C corporations are often frowned upon due to their issue of double taxation. The corporation pays tax on the profit each year, and then any dividends that are paid to the owners are also taxed. This is a reason why LLCs, partnerships, and S corporations are great options when considering an entity. On the entity side, no federal income tax is paid, and instead the income or loss is factored into your personal tax return as pass-through income.
Pass-through income generates a potentially huge opportunity for tax planning. For example, if you had a year where your S corporation made quite a bit of money, then you can potentially use real estate professional status or a cost segregation study to offset some of that income.
On the other hand, if you have significant losses in your operating business, then perhaps you may want to consider selling some of your appreciated real estate and using the losses to avoid paying tax on the gain of sale. These planning ideas will, of course, depend on your specific tax situation and the type of investments that you have.
What comes as a surprise to many investors is that not all real estate losses will result in tax refunds every year. Some investors see that their real estate is expecting a large loss for the year and expect that the loss will offset all of their income. Believe it or not, there are times when a loss on your real estate or business may be useless in reducing your taxes. Here are some examples to take note of.
Do You Have Enough Basis?
An investor I met last year learned about tax basis the hard way last year. Gina felt confident that she was getting a refund due to the rather large losses generated from her S corporation. This was the first year of business for her S corporation, and it had around $50,000 in losses. It sounded like good news until it came time to prepare her returns. The loss was correct, but she unfortunately couldn’t take the full amount as a deduction on her personal returns. Why did this happen?
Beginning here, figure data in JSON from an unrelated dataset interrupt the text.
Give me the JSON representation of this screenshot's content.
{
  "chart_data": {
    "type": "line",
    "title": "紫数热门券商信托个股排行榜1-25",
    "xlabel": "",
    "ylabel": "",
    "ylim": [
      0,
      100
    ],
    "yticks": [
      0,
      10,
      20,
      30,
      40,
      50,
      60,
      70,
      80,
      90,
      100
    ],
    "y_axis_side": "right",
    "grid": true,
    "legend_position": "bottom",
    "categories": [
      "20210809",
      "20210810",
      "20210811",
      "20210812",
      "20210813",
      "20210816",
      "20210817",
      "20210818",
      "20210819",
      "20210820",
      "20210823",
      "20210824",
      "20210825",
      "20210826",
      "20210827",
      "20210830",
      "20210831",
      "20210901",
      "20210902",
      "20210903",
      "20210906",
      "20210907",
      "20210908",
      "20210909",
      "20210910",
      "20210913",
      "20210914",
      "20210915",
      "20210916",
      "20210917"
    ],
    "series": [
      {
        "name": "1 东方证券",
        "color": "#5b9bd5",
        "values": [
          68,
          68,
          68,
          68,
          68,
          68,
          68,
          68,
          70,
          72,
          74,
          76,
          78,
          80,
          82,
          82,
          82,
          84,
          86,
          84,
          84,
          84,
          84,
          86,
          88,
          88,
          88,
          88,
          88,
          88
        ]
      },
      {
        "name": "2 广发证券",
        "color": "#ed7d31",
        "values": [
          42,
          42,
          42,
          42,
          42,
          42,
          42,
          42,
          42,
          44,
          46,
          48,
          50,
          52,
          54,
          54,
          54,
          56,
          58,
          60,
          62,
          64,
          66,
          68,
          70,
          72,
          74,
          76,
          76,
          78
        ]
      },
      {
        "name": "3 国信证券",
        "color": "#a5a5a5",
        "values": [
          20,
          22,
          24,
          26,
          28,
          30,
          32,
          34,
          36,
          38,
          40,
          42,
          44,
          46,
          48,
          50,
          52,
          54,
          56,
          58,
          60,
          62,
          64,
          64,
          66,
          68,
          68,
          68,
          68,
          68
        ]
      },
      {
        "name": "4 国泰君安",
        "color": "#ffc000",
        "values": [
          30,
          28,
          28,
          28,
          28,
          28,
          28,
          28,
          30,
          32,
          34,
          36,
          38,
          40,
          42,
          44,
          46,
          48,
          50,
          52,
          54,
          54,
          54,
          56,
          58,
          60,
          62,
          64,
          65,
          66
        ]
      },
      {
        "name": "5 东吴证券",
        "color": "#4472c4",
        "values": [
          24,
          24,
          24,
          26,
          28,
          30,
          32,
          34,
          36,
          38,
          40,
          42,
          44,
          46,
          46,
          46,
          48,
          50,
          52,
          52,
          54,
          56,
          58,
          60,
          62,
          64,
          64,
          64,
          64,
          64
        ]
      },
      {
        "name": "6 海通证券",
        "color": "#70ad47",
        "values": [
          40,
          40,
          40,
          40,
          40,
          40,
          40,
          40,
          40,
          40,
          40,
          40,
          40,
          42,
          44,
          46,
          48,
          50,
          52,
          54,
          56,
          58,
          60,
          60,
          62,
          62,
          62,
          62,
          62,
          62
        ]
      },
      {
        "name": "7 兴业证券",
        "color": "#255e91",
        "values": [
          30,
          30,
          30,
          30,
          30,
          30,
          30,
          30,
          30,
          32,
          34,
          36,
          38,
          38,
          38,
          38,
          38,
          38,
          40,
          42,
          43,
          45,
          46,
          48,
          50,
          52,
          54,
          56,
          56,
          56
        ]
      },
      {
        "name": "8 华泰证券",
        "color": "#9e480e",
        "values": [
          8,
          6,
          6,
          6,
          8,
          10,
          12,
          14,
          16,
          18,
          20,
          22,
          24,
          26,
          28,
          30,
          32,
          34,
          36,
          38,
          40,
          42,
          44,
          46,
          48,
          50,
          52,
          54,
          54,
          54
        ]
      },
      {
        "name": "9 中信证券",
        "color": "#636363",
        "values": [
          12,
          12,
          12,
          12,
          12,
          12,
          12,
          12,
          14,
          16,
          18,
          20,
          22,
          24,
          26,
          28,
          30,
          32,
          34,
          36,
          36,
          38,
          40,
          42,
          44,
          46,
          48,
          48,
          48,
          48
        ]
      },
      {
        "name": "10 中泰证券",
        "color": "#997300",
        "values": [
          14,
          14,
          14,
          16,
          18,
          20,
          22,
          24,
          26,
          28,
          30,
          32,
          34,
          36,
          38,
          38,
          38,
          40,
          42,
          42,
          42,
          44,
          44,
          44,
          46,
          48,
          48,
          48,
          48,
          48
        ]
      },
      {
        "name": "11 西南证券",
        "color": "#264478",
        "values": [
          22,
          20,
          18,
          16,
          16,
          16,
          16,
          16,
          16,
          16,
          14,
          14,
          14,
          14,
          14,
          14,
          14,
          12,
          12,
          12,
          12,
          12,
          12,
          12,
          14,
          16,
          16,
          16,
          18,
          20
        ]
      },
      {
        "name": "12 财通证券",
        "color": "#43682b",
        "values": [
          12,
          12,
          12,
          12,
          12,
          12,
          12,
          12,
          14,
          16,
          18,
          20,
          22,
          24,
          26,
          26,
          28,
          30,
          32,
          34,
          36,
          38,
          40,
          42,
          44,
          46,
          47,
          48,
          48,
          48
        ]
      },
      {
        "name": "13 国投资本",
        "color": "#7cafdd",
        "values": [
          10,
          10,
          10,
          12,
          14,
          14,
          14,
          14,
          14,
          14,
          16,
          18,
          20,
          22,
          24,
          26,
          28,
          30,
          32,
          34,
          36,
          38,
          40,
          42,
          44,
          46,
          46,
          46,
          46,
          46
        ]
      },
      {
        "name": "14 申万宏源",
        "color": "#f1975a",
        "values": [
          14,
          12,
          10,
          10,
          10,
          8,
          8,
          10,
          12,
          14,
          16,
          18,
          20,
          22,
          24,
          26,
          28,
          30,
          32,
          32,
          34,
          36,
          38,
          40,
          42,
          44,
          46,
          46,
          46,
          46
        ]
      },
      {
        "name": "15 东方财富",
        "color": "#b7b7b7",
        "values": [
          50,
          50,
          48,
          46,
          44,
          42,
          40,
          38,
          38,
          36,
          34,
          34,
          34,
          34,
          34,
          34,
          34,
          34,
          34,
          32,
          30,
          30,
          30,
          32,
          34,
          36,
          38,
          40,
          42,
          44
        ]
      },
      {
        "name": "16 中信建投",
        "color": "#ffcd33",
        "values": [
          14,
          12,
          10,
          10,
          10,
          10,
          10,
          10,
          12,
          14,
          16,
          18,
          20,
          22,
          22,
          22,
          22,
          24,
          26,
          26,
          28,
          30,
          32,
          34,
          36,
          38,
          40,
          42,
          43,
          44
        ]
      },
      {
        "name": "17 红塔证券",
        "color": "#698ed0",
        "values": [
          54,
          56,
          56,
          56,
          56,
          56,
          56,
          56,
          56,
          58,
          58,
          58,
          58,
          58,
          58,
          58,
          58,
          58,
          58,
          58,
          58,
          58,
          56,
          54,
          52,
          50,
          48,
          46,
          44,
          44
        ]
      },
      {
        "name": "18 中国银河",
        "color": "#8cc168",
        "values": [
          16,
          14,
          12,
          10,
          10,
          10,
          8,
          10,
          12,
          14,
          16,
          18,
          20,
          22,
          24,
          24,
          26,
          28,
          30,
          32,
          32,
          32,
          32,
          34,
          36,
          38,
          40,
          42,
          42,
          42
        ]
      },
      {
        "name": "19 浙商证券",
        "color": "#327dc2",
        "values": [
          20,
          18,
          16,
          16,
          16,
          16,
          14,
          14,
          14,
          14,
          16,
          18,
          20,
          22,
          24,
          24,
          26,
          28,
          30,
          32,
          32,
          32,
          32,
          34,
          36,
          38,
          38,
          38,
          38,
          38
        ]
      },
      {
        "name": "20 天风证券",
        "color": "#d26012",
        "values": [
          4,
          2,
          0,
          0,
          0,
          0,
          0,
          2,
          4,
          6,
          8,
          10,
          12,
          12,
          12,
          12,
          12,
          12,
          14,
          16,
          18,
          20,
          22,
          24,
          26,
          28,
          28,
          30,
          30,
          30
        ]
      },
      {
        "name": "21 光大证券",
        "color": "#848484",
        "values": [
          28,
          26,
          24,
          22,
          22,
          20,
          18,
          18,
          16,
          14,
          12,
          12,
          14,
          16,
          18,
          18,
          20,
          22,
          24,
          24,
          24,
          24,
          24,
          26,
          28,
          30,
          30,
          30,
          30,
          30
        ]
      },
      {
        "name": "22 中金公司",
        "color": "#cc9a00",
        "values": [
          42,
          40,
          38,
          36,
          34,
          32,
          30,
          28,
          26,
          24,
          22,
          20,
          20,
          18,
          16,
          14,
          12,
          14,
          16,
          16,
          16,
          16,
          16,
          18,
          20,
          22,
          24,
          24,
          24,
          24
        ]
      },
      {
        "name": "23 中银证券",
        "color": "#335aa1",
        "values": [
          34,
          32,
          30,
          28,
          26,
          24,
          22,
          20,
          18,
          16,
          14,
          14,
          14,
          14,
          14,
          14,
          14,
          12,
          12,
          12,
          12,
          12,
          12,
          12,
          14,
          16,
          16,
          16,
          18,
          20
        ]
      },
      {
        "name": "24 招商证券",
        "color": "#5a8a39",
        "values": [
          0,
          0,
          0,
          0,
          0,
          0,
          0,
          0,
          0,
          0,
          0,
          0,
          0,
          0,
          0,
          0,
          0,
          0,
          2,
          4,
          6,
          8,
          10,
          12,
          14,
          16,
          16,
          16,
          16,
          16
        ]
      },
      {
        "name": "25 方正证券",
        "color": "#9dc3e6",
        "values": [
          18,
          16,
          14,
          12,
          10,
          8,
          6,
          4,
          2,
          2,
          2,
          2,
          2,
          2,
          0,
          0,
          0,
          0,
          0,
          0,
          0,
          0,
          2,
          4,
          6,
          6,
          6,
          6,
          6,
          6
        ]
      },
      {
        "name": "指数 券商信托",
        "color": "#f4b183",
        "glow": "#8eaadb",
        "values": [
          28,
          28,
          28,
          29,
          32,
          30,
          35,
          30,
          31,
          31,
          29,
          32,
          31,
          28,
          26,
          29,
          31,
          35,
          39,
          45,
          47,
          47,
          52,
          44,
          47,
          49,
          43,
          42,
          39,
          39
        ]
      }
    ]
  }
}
Let’s take a look:
Gina had only contributed $10,000 of cash into her company during the year, and the rest of the expenses were paid by business loans and credit cards. Since her basis was only $10,000, her losses were limited to that amount. The remaining $40,000 loss was suspended, and Gina was not able to take the rest of the loss until she generated more basis, either through contributions to the company, loans to her company, or through net income in future years.
It is important to know what your basis is in your company, as this is important for taking losses and also taking distributions. This mistake could have been avoided by doing a year-end tax planning. Had Gina been able to contribute or lend her S corporation the additional $40,000, she may have been able to fully benefit from her business losses in that year.
Is This a Passive or Non-Passive Activity?
Another issue that investors sometimes face is that not all gains can be offset by losses and that not all losses can be taken automatically. Believe it or not, there are actually “different” types of losses in the tax world, and the amount of time that you participate in an activity can have an effect on how much you can take in losses.
To be considered a non-passive investor, you have to “materially participate” in the business. Generally, this is defined by:
- Working more than 500 hours in a business
- Doing substantially all of the work compared to all other employees and owners combined
- By working 100 hours without anyone else working more than you
If you are not a real estate professional or your adjusted gross income is above $150,000, your ability to take real estate losses may be limited. The good news is that passive losses do not disappear into thin air. Passive losses are carried forward into future years when they may be used.